Grands patrons, dirigeants politiques, intellectuels de haut vol : pendant une semaine le chic du chic sera de retour à Davos, une petite station de ski des alpes suisses qui chaque année à la même période accueille le forum économique mondial. 80 chefs d’Etat et de gouvernement sont attendus cette année. Le président Ukrainien Wolodymir Zelensky fera le déplacement. Le roi Philippe et la reine Mathilde ainsi que le Premier ministre Alexander De Croo y représenteront la Belgique. Le Premier ministre chinois Li Qiang et le président français Emmanuel Macron seront également présents. On annonce aussi la présence de près de 2000 dirigeants d’entreprise.

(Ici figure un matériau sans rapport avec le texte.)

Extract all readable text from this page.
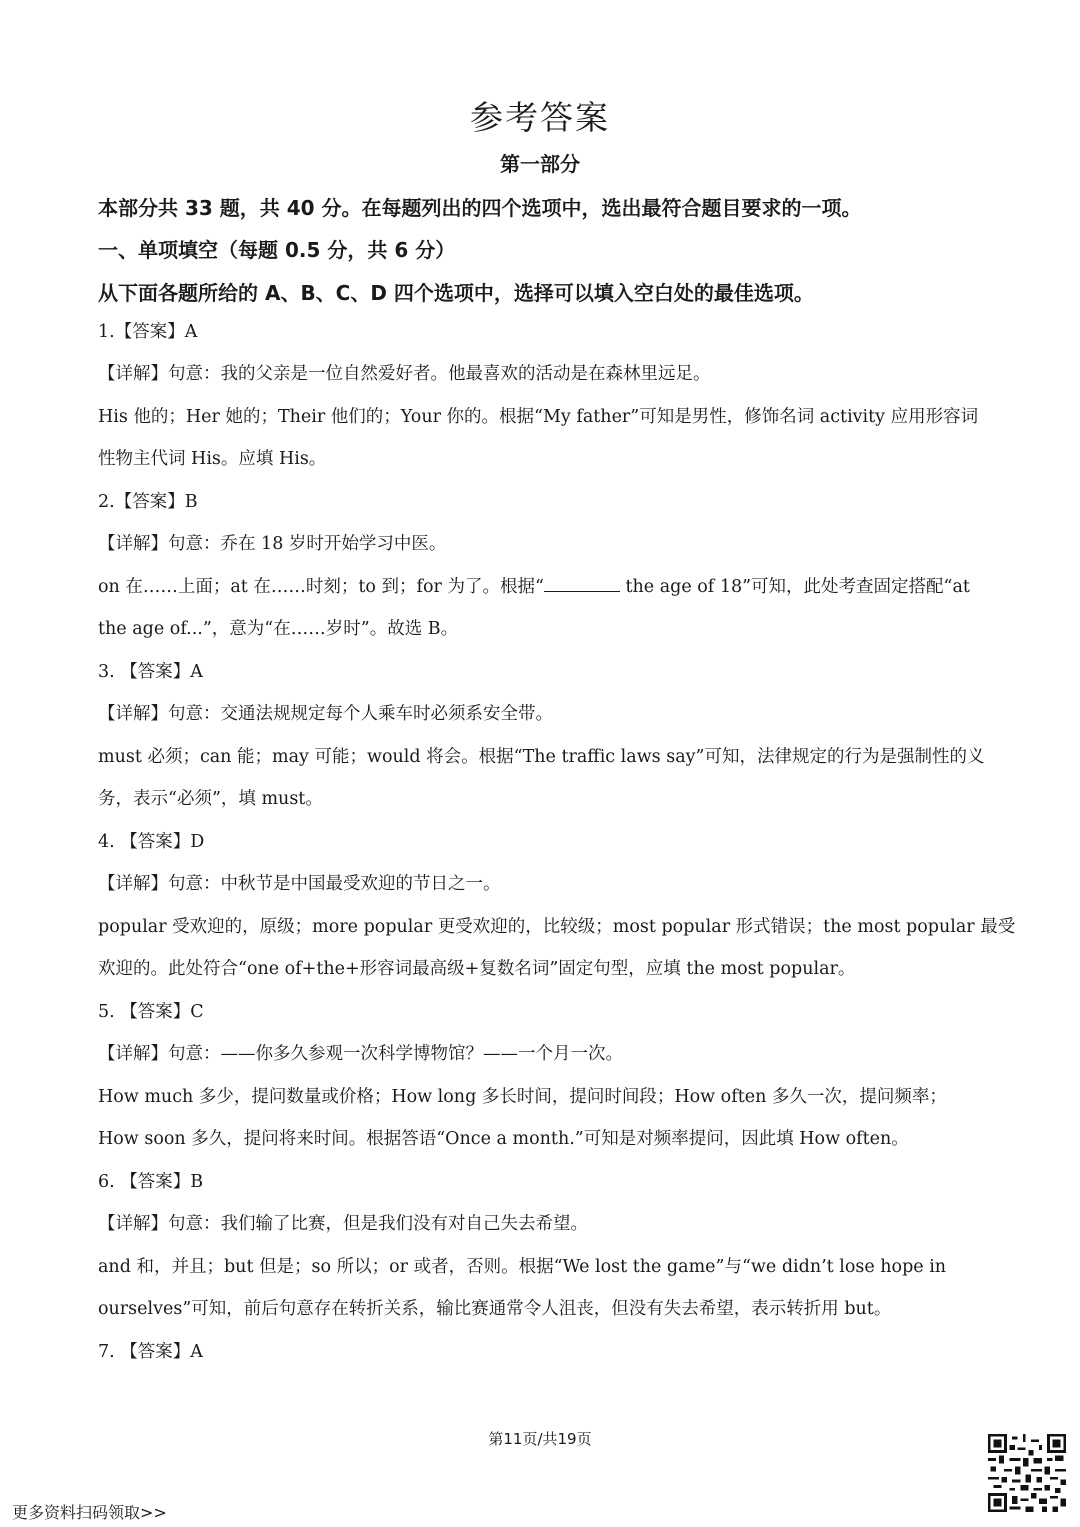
参考答案
第一部分
本部分共 33 题，共 40 分。在每题列出的四个选项中，选出最符合题目要求的一项。
一、单项填空（每题 0.5 分，共 6 分）
从下面各题所给的 A、B、C、D 四个选项中，选择可以填入空白处的最佳选项。
1.【答案】A
【详解】句意：我的父亲是一位自然爱好者。他最喜欢的活动是在森林里远足。
His 他的；Her 她的；Their 他们的；Your 你的。根据“My father”可知是男性，修饰名词 activity 应用形容词
性物主代词 His。应填 His。
2.【答案】B
【详解】句意：乔在 18 岁时开始学习中医。
on 在……上面；at 在……时刻；to 到；for 为了。根据“	the age of 18”可知，此处考查固定搭配“at
the age of...”，意为“在……岁时”。故选 B。
3. 【答案】A
【详解】句意：交通法规规定每个人乘车时必须系安全带。
must 必须；can 能；may 可能；would 将会。根据“The traffic laws say”可知，法律规定的行为是强制性的义
务，表示“必须”，填 must。
4. 【答案】D
【详解】句意：中秋节是中国最受欢迎的节日之一。
popular 受欢迎的，原级；more popular 更受欢迎的，比较级；most popular 形式错误；the most popular 最受
欢迎的。此处符合“one of+the+形容词最高级+复数名词”固定句型，应填 the most popular。
5. 【答案】C
【详解】句意：——你多久参观一次科学博物馆？——一个月一次。
How much 多少，提问数量或价格；How long 多长时间，提问时间段；How often 多久一次，提问频率；
How soon 多久，提问将来时间。根据答语“Once a month.”可知是对频率提问，因此填 How often。
6. 【答案】B
【详解】句意：我们输了比赛，但是我们没有对自己失去希望。
and 和，并且；but 但是；so 所以；or 或者，否则。根据“We lost the game”与“we didn’t lose hope in
ourselves”可知，前后句意存在转折关系，输比赛通常令人沮丧，但没有失去希望，表示转折用 but。
7. 【答案】A
第11页/共19页
更多资料扫码领取>>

De quoi discutera-t-on à Davos ? D’abord des grands enjeux diplomatiques du moment. De L’Ukraine et du Proche orient notamment. Sur l’Ukraine Wolodymyr Zelensky viendra s’assurer de la solidité des soutiens occidentaux. Continuer de recevoir des munitions et des financements pour pouvoir maintenir un niveau de résistance élevé face aux forces russes. Mais aussi tenter de relancer un plan de paix en dix points qu’il avait présenté il y a un an et qui avait été rejeté par la Russie. La Russie n’est pas présente à Davos, mais certains alliés de Vladimir Poutine comme le Premier ministre chinois, pourraient faire le relais. Le Proche-Orient sera également un gros morceau. Le gouvernement israélien sera représenté, les pays du golfe aussi. La perspective d’arriver à rapprocher les points de vue parait faible.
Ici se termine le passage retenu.